Asked if this would damage their brands, he said that, ultimately, it could. “Yet South African voters are forgiving and tend to move on quickly.”
But, he cautioned celebrities, “if you endorse party X, it means you rise and fall by its reputation, and for a public figure, this may be dangerous”.
“Public figures must remember that their audiences follow different persuasions, and some may take offence once they know that their idol supports a party they do not like.”
City Press spotted sassy Isibaya actress Jessica Nkosi wearing an ANC doek. Some celebrities seemed ill at ease as invited guests, while others saw nothing wrong with publicly endorsing their favoured party.
Nkosi told City Press that she attended the ANC function to work, and was open about her ANC membership.

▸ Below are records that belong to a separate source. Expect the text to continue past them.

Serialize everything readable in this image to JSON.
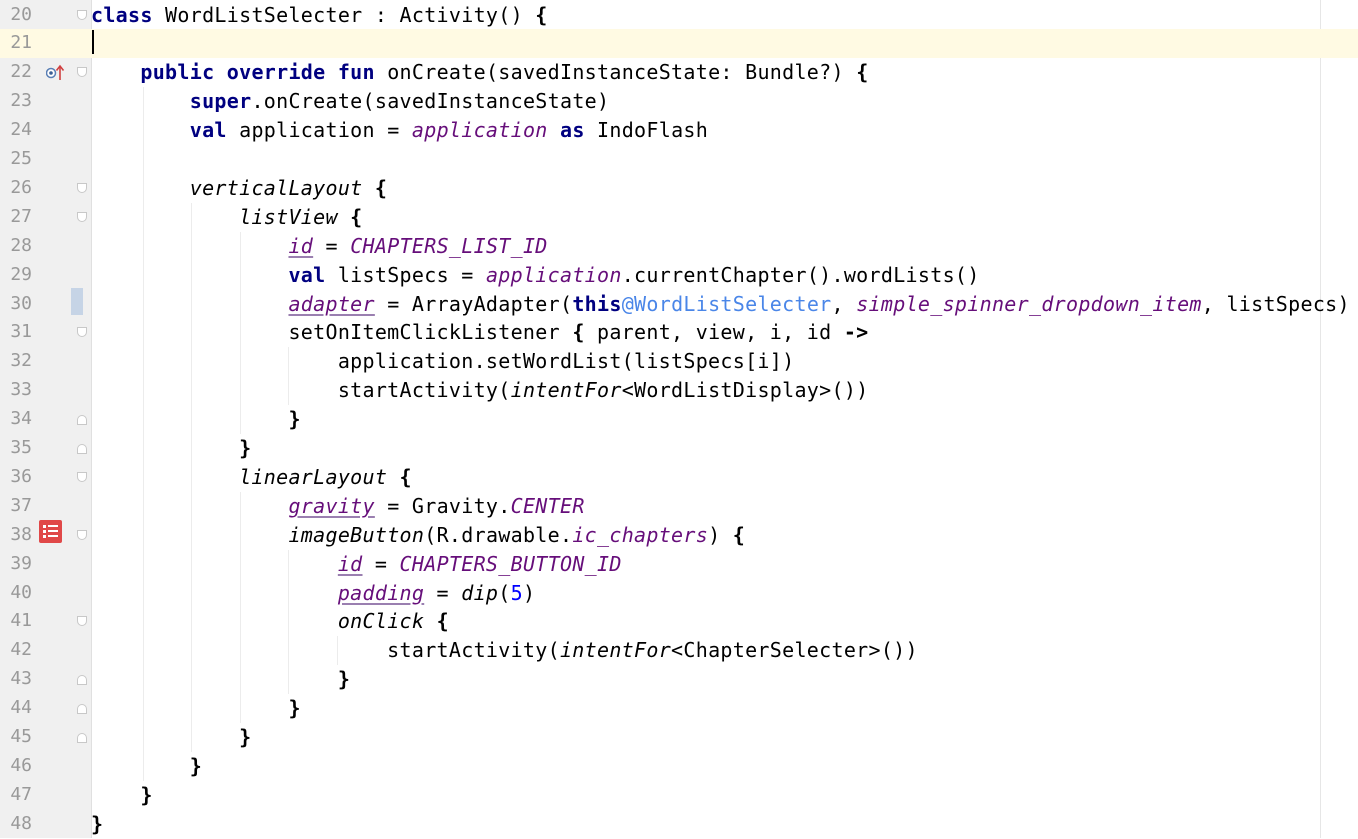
{
  "editor": {
    "language": "Kotlin",
    "caret_line": 21,
    "colors": {
      "keyword": "#000080",
      "property": "#660e7a",
      "number": "#0000ff",
      "annotation_label": "#4a86e8",
      "gutter_background": "#f0f0f0",
      "current_line": "#fffae3",
      "line_number": "#999999"
    },
    "gutter_icons": [
      {
        "line": 22,
        "icon": "override-method-icon"
      },
      {
        "line": 30,
        "icon": "vcs-change-marker"
      },
      {
        "line": 38,
        "icon": "resource-preview-icon"
      }
    ],
    "lines": [
      {
        "num": "20",
        "text": "class WordListSelecter : Activity() {"
      },
      {
        "num": "21",
        "text": ""
      },
      {
        "num": "22",
        "text": "    public override fun onCreate(savedInstanceState: Bundle?) {"
      },
      {
        "num": "23",
        "text": "        super.onCreate(savedInstanceState)"
      },
      {
        "num": "24",
        "text": "        val application = application as IndoFlash"
      },
      {
        "num": "25",
        "text": ""
      },
      {
        "num": "26",
        "text": "        verticalLayout {"
      },
      {
        "num": "27",
        "text": "            listView {"
      },
      {
        "num": "28",
        "text": "                id = CHAPTERS_LIST_ID"
      },
      {
        "num": "29",
        "text": "                val listSpecs = application.currentChapter().wordLists()"
      },
      {
        "num": "30",
        "text": "                adapter = ArrayAdapter(this@WordListSelecter, simple_spinner_dropdown_item, listSpecs)"
      },
      {
        "num": "31",
        "text": "                setOnItemClickListener { parent, view, i, id ->"
      },
      {
        "num": "32",
        "text": "                    application.setWordList(listSpecs[i])"
      },
      {
        "num": "33",
        "text": "                    startActivity(intentFor<WordListDisplay>())"
      },
      {
        "num": "34",
        "text": "                }"
      },
      {
        "num": "35",
        "text": "            }"
      },
      {
        "num": "36",
        "text": "            linearLayout {"
      },
      {
        "num": "37",
        "text": "                gravity = Gravity.CENTER"
      },
      {
        "num": "38",
        "text": "                imageButton(R.drawable.ic_chapters) {"
      },
      {
        "num": "39",
        "text": "                    id = CHAPTERS_BUTTON_ID"
      },
      {
        "num": "40",
        "text": "                    padding = dip(5)"
      },
      {
        "num": "41",
        "text": "                    onClick {"
      },
      {
        "num": "42",
        "text": "                        startActivity(intentFor<ChapterSelecter>())"
      },
      {
        "num": "43",
        "text": "                    }"
      },
      {
        "num": "44",
        "text": "                }"
      },
      {
        "num": "45",
        "text": "            }"
      },
      {
        "num": "46",
        "text": "        }"
      },
      {
        "num": "47",
        "text": "    }"
      },
      {
        "num": "48",
        "text": "}"
      }
    ]
  }
}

“But, most importantly, I want to send a message to young people that it is important for them to vote, because their vote counts. As the youth, we need to be involved and aware of what’s happening in our country,” she said.
Asked whether she would consider accepting invitations from opposition parties, she said: “Work is work.”
Legendary singer Blondie Makhene was proud to go public about being an ANC member.
“We have to show where we stand. I stand with the ANC. I promote it because they promote me and my wellbeing. We have 90% [local airplay] today on radio because of the ANC. Why should I not celebrate them and help them grow?”
Former bubblegum music star Mercy Pakela echoed this sentiment. “The ANC brought freedom for us and I will vote for the party. We are out of the apartheid system because of the ANC.”